Liability of Board Members for Infringing Damages to Corporation: Current Practice and Perspectives of Regulation
Abstract
The article is devoted to the liability of members of the board of directorate in legal entities for losses incurred by organizations or driving them into bankruptcy in Russia. The research seems to be important because of increased attention to corporate governance issues during the period of rising insolvencies and cases of bringing directors of the company to liability. Still the director’s offense in the situation of causing only damages and bringing the company to insolvency seem to be the same: breaching of duty to act reasonably and in good faith. The authors emphasize that current legislation does not provide clear mechanisms for establishing grounds for directors’ liability, complicating differentiation between “good faith errors” and abuses. One of the most debatable issues in the field concerning director’s liability is the problem of evaluation of sufficiency of director’s actions to meet the standard of good faith and reasonableness while approving a transaction.
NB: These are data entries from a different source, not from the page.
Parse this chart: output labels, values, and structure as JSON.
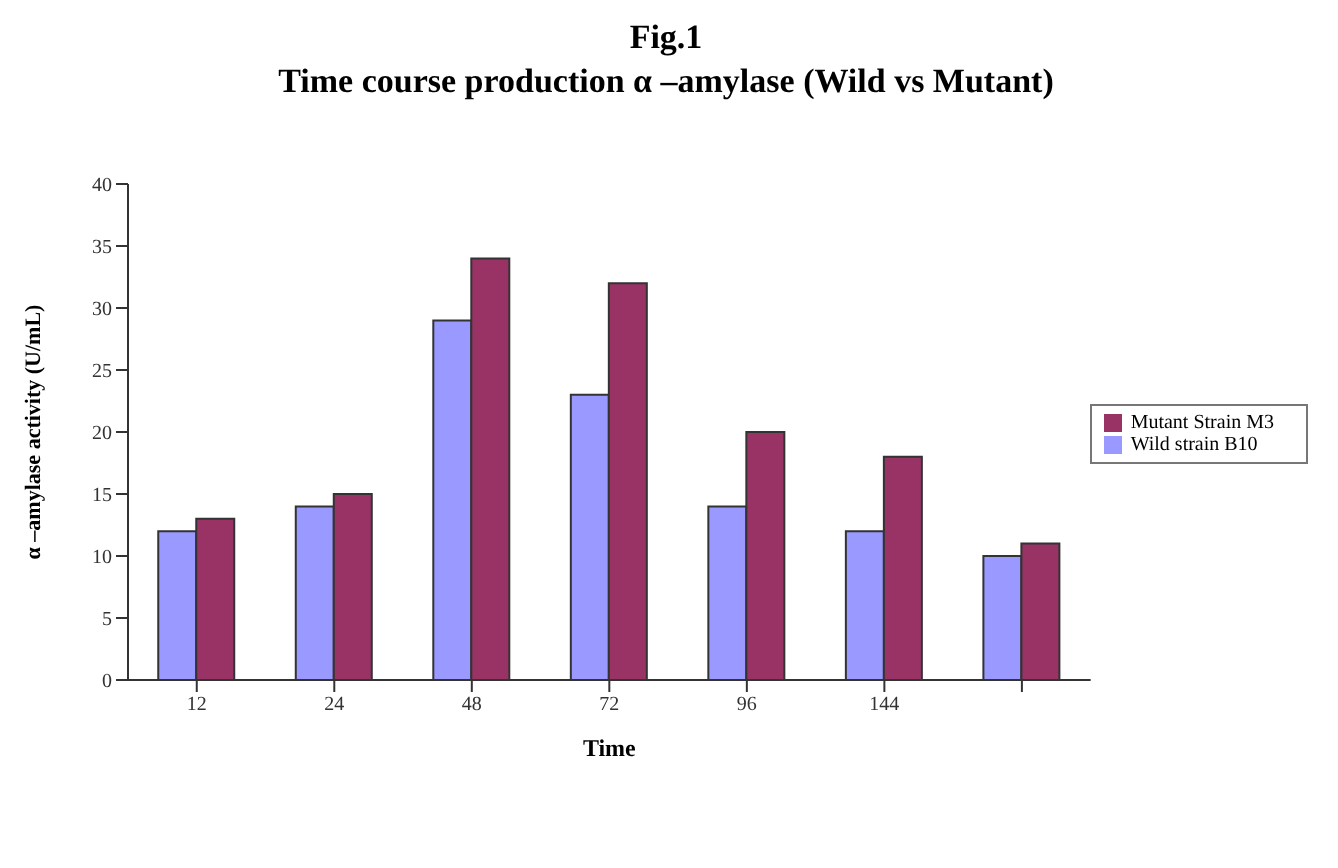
{
  "chart_data": {
    "type": "bar",
    "title": "Fig.1",
    "subtitle": "Time course production α –amylase (Wild vs Mutant)",
    "xlabel": "Time",
    "ylabel": "α –amylase activity (U/mL)",
    "categories": [
      "12",
      "24",
      "48",
      "72",
      "96",
      "144",
      null
    ],
    "series": [
      {
        "name": "Wild strain B10",
        "color": "#9999ff",
        "values": [
          12,
          14,
          29,
          23,
          14,
          12,
          10
        ]
      },
      {
        "name": "Mutant Strain M3",
        "color": "#993366",
        "values": [
          13,
          15,
          34,
          32,
          20,
          18,
          11
        ]
      }
    ],
    "ylim": [
      0,
      40
    ],
    "yticks": [
      0,
      5,
      10,
      15,
      20,
      25,
      30,
      35,
      40
    ],
    "grid": false,
    "legend": "right"
  }
}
Difficulties also arise when proving facts of “culpable inaction,” and distinguishing between concepts such as “reasonable risk-taking” and “unreasonable behavior.” The paper contains an analysis of judicial practice, highlighting variations in courts’ approaches to determining directorial responsibility–from strict personalization of accountability to justifying their actions based on procedural compliance and formal competency limitations. Researchers propose developing detailed criteria for evaluating the conduct of board members tailored specifically to collective decision-making bodies, differing from universal requirements applicable to individual executives. The article reveals key legal barriers impeding effective functioning of the institution of board member liability and offer directions for future research and development of legal regulation of corporate governance.